The median IMR was only slightly elevated in this study, but about one-third of the patients had values indicating microvascular dysfunction. The present study supports the involvement of several inflammatory pathways in TTS, including monocyte/macrophage activation, with sTIM-3 as a potential novel marker.
本研究旨在确定应激性心肌病(TTS)急性期的微血管功能,并识别可反映TTS所致病理变化的炎症介质。
本研究纳入了20名符合梅奥诊断标准的女性患者[年龄中位数65岁;四分位间距(IQR)=58 - 70岁]。在心脏导管插入术期间,我们测定了微血管阻力指数(IMR),并几乎同时从主动脉和冠状窦采集血样。在急性期进行了心脏磁共振成像(MRI)检查。我们呈现了描述性的冠状动脉生理学和心脏MRI数据,并使用Wilcoxon符号秩检验比较了主动脉、冠状窦样本以及3个月后静脉样本之间的炎症生物标志物。为作比较,我们还分析了15名健康女性对照者静脉血中的实际生物标志物。一项补充分析探讨了炎症生物标志物、IMR、MRI数据和心脏生物标志物之间的Spearman等级相关性。IMR中位数为16.5 mmHg·s(IQR = 10.5 - 28.2 mmHg·s),仅略高于参考人群。7名(35%)研究对象的IMR > 25 mmHg·s,提示微血管功能障碍。
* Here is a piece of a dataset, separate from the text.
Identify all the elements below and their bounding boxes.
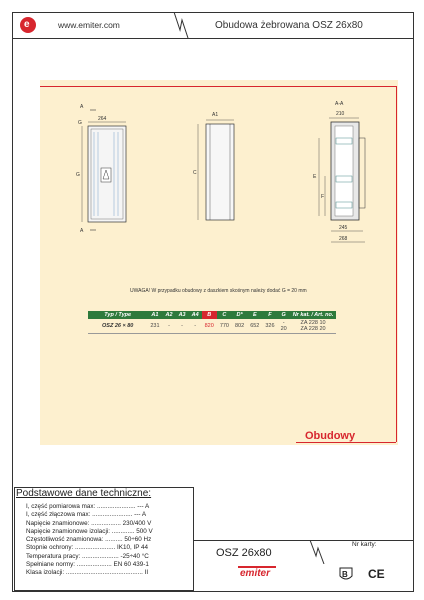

IMR不受症状发作时间的影响。根据MRI检查,65%的研究对象左心室心尖区域受到影响。射血分数中位数为41%(IQR = 31 - 48%)。生物标志物分析显示,与健康对照者相比,细胞外基质重塑和纤维化、炎症、免疫激活以及上游炎症的标志物水平升高。仅白细胞介素(IL)-1受体拮抗剂和可溶性T细胞免疫球蛋白粘蛋白结构域-3(sTIM-3)在冠状窦中的水平高于主动脉。没有变量与IMR显著相关。主动脉中的IL-6水平与左心室射血分数呈负相关。主动脉和冠状窦中的生长分化因子-15、骨保护素和血管性血友病因子水平均与N末端脑钠肽前体呈正相关,而IL-6和sTIM-3与N末端脑钠肽前体的相关性分别仅限于主动脉和冠状窦。虽然大多数标志物在3个月后处于正常范围内,但基质金属蛋白酶-9在随访期间升高,达到高于健康对照者的水平。
本研究中IMR中位数仅略有升高,但约三分之一的患者其值表明存在微血管功能障碍。本研究支持多种炎症途径参与TTS,包括单核细胞/巨噬细胞激活,sTIM-3作为一种潜在的新型标志物。